Summary of lessons learned from implementing the prospective, mixed-methods evaluations:

  1. For multistakeholder evaluations of complex interventions, the evaluation team and donors should include an inception phase to focus on stakeholder engagement and evaluation design (e.g., in the form of face-to-face meetings with individuals or small groups of stakeholders to introduce the evaluation and seek buy-in from key government officials). Support from high-ranking officials paved the way for easier access to other government officials and partners for evaluation data collection and contributed to the sense of legitimacy of the evaluation, thereby improving the likelihood that findings would be used.
  2. In a prospective process evaluation, the donor and evaluation team should align on the degree to which the evaluation is embedded in the programme implementation; a quasi-embedded approach can balance objectivity and learning. For example, for the PCE, the GEPs shifted the framing to explain the evaluation as a learning platform so that country stakeholders wouldn't feel they were being audited. This opened the door for a more collaborative approach, in which the CEPs established close relationships with country stakeholders who were able to share documents and data, extend meeting invitations, and serve as key informants. Such involvement has, however, has made it challenging for CEPs to maintain evaluation independence (or a perception of independence). Thus, expectations for programme stakeholders' engagement in the evaluation should be clearly communicated by the evaluation team from the outset of the process.
  3. In evaluations of complex interventions in which the programmes, organisations, or contexts are constantly evolving, the evaluation team needs to continuously monitor changes and adapt the evaluation. The evaluation plan should be designed with enough flexibility to adjust evaluation questions and approaches to respond to changes; to support this, buy-in from and engagement of the donor organisation is essential.
  4. Evaluation teams should ideally include individuals with experience across methods or at minimum, co-locate individuals with various methods backgrounds. Tools and approaches, such as collaborative data review meetings, root cause analyses, and Tableau dashboards, can help to bridge any divide between quantitative and qualitative methods expertise. For example, the PCE visualised quantitative data from Global Fund grant revisions and then generated key informant interview questions to understand why the shifts occurred and how they were affecting implementation activities. To achieve true mixing of methods and paradigms, it is necessary to have a well-integrated team with diverse expertise and established procedures and processes for dialogue and analysis. Using collaborative and interactive processes has been found to be valuable in facilitating mixed-methods analysis of the data and interpretation of findings.

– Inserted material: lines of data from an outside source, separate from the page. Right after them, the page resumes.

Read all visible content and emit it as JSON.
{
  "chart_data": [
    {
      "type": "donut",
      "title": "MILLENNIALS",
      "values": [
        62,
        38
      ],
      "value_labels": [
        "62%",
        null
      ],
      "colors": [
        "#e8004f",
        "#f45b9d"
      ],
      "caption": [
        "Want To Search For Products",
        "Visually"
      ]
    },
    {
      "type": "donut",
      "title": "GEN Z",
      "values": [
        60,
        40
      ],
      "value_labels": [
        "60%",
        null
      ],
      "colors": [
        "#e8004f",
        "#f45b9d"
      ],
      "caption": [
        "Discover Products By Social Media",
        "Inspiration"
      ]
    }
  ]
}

  5. Evaluators should clearly communicate the strength of evidence underlying each finding and should consider engaging stakeholders in the process of refining findings and recommendations. For example, the FCE/PCE teams shared preliminary findings with stakeholders for review to ensure they were reporting full and accurate information. Occasionally, these reviews would motivate stakeholders to share additional evidence to be incorporated; the only potential risk of sharing early findings is that insufficient evidence could undermine evaluators' credibility.

Stakeholder engagement is a key theme that weaves many of these lessons together. In terms of best practices for engendering buy-in of these stakeholders and uptake of findings, the GEPs advise tailoring dissemination strategies and providing knowledge translation support. More formalised communication approaches have focused primarily on annual written reports and annual country-based meetings that bring together a diverse set of stakeholders to discuss evaluation findings and recommendations and provide input on future evaluation priorities. However, they recommend multiple modes of disseminating findings and more timely sharing of emerging findings (e.g., through shorter policy briefs, evaluation team engagement in programme meetings) to fully take advantage of the learning platform provided by collaborative-style evaluations.